Já para a XP, apesar da proibição explícita de cobertura de seguro D&O para os administradores da Companhia em casos de dolo ou falta grave ser positiva, ela não compensa os outros desdobramentos.
Ainda que seja uma notícia negativa, o BTG Pactual pontua
que existem mecanismos em vigor que devem continuar a evitar que decisões políticas tenham impacto nas operações cotidianas da Petrobras no curto prazo, tais como o risco de diretores e membros do conselho serem responsabilizados, pessoalmente, por decisões que destruam valor/gerem prejuízos à companhia. “Mas acreditamos que o mercado irá questionar fortemente esta medida, uma vez que a limitação de nomeações serviu de base para uma gestão orientada para o retorno e focada no negócio principal da empresa no passado recente”, reforça.
Já para o Itaú BBA e o Bradesco BBI, embora vejam o movimento como negativo, a empresa está cumprindo a decisão liminar do Supremo.
“Infelizmente, com base nas nossas extensas interações com o mercado, isto não é visto como as melhores práticas em termos de governança. Será interessante ver como os quatro conselheiros dos acionistas minoritários votaram sobre o assunto”, avalia o BBI.
E a remuneração?
No caso da proposta para a criação de uma reserva de remuneração de capital, a Petrobras pontuou que ela só poderá ocorrer após o pagamento dos dividendos na forma da Política de Remuneração dos Acionistas.

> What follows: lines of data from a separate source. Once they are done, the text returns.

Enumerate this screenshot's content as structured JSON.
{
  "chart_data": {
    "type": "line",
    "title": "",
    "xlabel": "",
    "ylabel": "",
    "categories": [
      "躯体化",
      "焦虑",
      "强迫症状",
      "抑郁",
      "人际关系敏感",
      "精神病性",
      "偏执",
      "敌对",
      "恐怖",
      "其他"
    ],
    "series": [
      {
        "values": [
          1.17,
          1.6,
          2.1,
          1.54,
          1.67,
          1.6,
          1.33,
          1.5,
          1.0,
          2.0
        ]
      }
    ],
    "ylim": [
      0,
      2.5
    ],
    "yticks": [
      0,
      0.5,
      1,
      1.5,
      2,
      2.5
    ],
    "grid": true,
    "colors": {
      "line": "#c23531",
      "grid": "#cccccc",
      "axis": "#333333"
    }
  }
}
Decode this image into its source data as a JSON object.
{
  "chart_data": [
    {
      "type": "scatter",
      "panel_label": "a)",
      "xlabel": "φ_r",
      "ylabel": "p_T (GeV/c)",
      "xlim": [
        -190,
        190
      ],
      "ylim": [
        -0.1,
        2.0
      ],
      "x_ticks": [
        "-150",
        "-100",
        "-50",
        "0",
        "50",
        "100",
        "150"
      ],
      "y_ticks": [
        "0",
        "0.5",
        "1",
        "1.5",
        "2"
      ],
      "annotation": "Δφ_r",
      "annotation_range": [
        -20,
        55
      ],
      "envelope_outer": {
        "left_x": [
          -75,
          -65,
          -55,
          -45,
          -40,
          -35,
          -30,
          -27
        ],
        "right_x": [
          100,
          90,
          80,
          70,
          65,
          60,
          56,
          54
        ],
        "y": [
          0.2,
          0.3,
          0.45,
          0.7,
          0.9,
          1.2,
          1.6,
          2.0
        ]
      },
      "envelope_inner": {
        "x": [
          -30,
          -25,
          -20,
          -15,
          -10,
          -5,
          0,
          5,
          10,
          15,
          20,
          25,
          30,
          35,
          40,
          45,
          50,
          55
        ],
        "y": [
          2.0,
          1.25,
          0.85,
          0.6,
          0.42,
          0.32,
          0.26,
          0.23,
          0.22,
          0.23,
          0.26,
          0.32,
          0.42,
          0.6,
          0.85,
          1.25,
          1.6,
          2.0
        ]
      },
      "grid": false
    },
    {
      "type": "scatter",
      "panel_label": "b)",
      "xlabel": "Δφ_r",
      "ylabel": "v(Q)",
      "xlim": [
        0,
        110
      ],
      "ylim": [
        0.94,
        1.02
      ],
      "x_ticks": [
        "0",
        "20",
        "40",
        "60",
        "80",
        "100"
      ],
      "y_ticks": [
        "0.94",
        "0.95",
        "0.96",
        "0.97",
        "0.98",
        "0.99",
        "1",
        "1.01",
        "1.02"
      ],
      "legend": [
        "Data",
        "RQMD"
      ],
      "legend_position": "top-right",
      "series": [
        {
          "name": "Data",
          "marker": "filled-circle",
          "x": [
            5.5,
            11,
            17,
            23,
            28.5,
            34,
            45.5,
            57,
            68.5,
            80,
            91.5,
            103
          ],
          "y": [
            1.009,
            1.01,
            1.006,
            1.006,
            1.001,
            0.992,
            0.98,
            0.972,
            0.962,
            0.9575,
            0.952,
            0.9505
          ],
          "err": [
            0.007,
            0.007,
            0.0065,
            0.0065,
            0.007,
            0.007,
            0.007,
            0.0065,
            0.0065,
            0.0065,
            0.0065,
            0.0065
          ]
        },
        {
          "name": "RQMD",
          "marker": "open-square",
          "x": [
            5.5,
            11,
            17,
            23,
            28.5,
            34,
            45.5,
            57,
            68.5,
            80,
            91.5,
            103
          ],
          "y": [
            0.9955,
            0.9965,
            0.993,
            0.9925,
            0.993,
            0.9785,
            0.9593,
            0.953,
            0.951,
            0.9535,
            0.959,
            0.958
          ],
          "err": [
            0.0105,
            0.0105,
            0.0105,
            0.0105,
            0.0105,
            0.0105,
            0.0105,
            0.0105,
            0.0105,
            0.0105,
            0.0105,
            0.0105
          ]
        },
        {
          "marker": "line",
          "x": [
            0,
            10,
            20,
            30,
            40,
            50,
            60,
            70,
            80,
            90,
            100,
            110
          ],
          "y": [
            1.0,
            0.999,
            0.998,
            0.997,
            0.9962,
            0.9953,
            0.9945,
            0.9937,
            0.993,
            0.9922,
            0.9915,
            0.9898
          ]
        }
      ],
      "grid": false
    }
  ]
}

O JPMorgan avalia que o movimento “aumenta o risco de pagamentos extraordinários de dividendos mais baixos, uma vez que o excesso de caixa poderia ser canalizado para esta reserva”.
“Como a empresa gera um fluxo de caixa livre substancial, sem reserva, a probabilidade de um grande dividendo especial no final do exercício fiscal é elevada. No entanto, a criação de tal reserva permite que a administração da Petrobras retenha parte do caixa excedente para uso futuro”, avalia. “Não é uma obrigação, mas abre a porta para a redução do potencial de dividendos excessivos.”
O Goldman Sachs, em relatório, também apontou que a proposta de criação de uma reserva aumenta as incertezas na previsão para o pagamento de um potencial dividendo extraordinário.
Na visão do BBA, a notícia abalou a companhia uma vez que a projeção de significativos pagamentos de dividendos extraordinários tem sido um fator decisivo na preferência dos investidores pela Petrobras.
Assim, qualquer anúncio que poderia sinalizar que potenciais dividendos extraordinários ficariam aquém do expectativas do mercado levaria a uma frustração para os investidores e prejudicaria as ações.
Na visão do Bradesco BBI, contudo, a criação dessa reserva foi uma questão de tempo.
Os analistas do banco pontuam que ainda há incertezas sobre o tamanho desta reserva. “Só saberemos quando a ata da reunião do conselho for publicada na próxima segunda-feira, 30 de outubro. Mas esperamos alguma variação como, por exemplo, ‘até 50% do resultado final, limitado ao capital integralizado’, como visto em outros grandes empresas listadas como a Vale VALE3“, projeta.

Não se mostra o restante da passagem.